For photoelectric emission from certain metals the cut-off frequency is $v$. If the radiation of frequency $2v$ impinges on the metal plate, the maximum possible velocity of the emitted electron will be: (m is the mass of electron)
A. -$\sqrt{\dfrac{hv}{2m}}$
B. $\sqrt{\dfrac{hv}{m}}$
C. $\sqrt{\dfrac{2hv}{m}}$
D. $2\sqrt{\dfrac{hv}{m}}$

Answer 1

In this question we have been asked to calculate the maximum possible velocity of the emitted electron. We have been given the cut-off frequency as well as radiation frequency.

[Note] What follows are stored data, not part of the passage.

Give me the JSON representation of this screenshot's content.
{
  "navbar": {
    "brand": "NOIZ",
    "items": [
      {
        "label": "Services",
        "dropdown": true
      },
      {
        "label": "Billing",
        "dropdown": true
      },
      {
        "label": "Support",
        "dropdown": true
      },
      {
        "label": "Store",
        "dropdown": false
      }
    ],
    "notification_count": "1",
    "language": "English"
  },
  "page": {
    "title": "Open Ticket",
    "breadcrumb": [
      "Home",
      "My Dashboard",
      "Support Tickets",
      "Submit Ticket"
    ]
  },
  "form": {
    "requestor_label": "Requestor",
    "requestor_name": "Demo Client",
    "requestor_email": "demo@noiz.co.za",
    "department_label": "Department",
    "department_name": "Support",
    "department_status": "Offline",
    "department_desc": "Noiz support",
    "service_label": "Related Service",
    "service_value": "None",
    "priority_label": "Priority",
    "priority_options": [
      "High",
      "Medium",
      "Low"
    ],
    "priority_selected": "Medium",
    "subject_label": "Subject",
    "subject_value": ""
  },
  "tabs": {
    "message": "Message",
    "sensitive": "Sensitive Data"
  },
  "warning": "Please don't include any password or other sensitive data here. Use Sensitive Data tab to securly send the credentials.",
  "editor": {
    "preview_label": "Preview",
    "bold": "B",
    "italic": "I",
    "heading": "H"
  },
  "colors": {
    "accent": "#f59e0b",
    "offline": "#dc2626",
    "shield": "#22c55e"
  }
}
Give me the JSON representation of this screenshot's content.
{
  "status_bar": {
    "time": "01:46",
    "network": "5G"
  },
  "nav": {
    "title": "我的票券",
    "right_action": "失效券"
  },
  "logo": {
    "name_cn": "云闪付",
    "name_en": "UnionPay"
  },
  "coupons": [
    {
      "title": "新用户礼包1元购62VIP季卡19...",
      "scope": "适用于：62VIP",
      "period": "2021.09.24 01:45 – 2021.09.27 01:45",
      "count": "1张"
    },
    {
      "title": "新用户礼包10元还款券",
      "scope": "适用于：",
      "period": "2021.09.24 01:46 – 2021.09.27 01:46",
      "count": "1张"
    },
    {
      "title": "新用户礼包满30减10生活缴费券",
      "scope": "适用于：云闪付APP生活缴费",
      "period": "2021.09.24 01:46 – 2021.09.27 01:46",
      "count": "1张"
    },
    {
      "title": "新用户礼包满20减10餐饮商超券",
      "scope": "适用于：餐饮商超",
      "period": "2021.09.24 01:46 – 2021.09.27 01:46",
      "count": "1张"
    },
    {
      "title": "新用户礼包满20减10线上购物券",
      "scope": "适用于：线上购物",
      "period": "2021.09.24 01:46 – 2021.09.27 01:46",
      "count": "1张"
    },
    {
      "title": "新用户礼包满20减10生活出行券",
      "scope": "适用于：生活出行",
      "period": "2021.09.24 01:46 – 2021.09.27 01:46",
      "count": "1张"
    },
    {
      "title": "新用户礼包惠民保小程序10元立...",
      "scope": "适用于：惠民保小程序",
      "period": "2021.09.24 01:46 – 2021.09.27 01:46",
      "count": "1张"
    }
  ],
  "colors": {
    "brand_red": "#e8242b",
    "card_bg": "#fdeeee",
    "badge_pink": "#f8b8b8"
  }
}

Therefore, we shall be using Einstein’s equation for photoelectric effect. This equation relates the kinetic energy of the photoelectron with total energy and the work function. Einstein stated that emission of photoelectrons is the result of interaction between single photons of incident radiation and electrons of metal.

Formula used:
$K=E-\phi$
Where,
K is the kinetic energy
E is the total energy
$\phi$ is the energy required to remove electrons or work function.

Complete step-by-step answer:
According to Einstein the energy of the photon will be the sum of energy needed to remove electron and kinetic energy. This relation when stated for kinetic energy can be written as,
$K=E-\phi$ ………….. (A)
Now, we know that radiation of frequency is given as 2v
Therefore, we can say that,
$E=2hv$ …………………. (1)
Also, kinetic energy is given by,
$K=\dfrac{1}{2}m{{V}^{2}}$ ……………….. (2)
It is given that the cut-off frequency is v. Therefore, energy required to remove electrons will be v.
Therefore, we can say that
$\phi =hv$ ………………. (3)
Now, substituting the values from (1), (2) and (3) in equation (A)
We get,
$\dfrac{1}{2}m{{V}^{2}}=2hv-hv$
On solving,
We get,
${{V}^{2}}=\dfrac{2hv}{m}$
Therefore,
$V=\sqrt{\dfrac{2hv}{m}}$

So, the correct answer is “Option C”.

Note: When light falls on the metal surface, the free electrons in the metal absorb this light and are liberated from the surface in the form of photons. This phenomenon is known as photoelectric emission. The law of photoelectric emission suggests that there is a definite cut-off frequency after which electrons can not be ejected and the number of emitted electrons is proportional to the intensity of incident light.